Love is a wonderful thing and it messes your whole world up at the same time. One thing for sure is you know that before it and without it you just merely exist. That's kinda where I am right now. Don't now if this is the right venue or if I'll further alienate some people, but here goes.
I was once accused of treating someone I dearly, totally love with ever fiber of my being like she was a dirty little secret. Might I say, I don't think to anyone who knows me at all that she is secret. Yes, damn it, I mean Natalie!
When we separated, so much had happened, life had kicked our ass, funerals, finances, jobs, stuff, well at least it kicked mine. I didn't handle all the change and loss well, I didn't communicate well and it gave an opportunity for someone else to come in. Since then I have existed; lost 40+ lbs and been in the hospital for 3 days due to stress, lost at least one job I'm sure of because we were a couple. I think there was another earlier on, though I can't prove it, but that was no secret either. I thoroughly acknowledge my failure and weakness as a human being, but as for loving forever this one woman, I will not apologize. Yes, damn it, I mean Natalie!

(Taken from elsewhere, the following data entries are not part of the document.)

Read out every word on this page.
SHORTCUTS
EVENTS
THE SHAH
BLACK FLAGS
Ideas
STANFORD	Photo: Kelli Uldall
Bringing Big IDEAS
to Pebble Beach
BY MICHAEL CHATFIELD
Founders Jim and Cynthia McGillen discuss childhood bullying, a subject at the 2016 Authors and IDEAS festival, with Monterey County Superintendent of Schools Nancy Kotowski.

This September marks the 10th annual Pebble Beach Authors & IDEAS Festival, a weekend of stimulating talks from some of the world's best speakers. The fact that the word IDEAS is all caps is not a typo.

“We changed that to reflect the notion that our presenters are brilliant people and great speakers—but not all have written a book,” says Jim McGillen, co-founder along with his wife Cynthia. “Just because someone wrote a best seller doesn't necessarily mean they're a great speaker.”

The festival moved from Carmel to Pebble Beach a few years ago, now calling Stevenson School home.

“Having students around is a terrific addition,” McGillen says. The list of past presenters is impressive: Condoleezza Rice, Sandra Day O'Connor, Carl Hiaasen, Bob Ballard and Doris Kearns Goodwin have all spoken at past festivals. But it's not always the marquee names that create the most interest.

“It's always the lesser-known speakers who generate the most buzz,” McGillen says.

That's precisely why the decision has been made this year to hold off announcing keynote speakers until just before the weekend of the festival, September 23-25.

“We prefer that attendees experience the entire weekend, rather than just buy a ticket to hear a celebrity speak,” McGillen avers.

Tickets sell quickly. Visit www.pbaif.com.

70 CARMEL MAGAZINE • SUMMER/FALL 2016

My grandmother passed the year we got together at the age of 91. My grandfather passed 49 years earlier from a heart attack. She dated, but never married again, never loved again enough to give her heart as at the first, I feel the same. I know some people think I'm crazy, but frankly my dear Scarlet, I don't give a damn, they don't know her, what I feel , and can't stop feeling for her and the kids. We're family, she's home for me, that's all I know.
The human failings I can't undo. I wish life and love and family came with a learning curve, especially at 50 for my first true "outing", I needed one. I had only come out to my Bishop privately a year prior. When she and I met and got together, everyone was happy but somewhat surprised, but happy for me, for us. She is beautiful, talented, we share many things in common interests; we seemed the perfect couple... I think we were. Once the dust settled I hoped she'd be there. Well, as stories have it, I don't think this one is over yet and I pray for the happily ever after with her. Yes, damn it, I mean Natalie!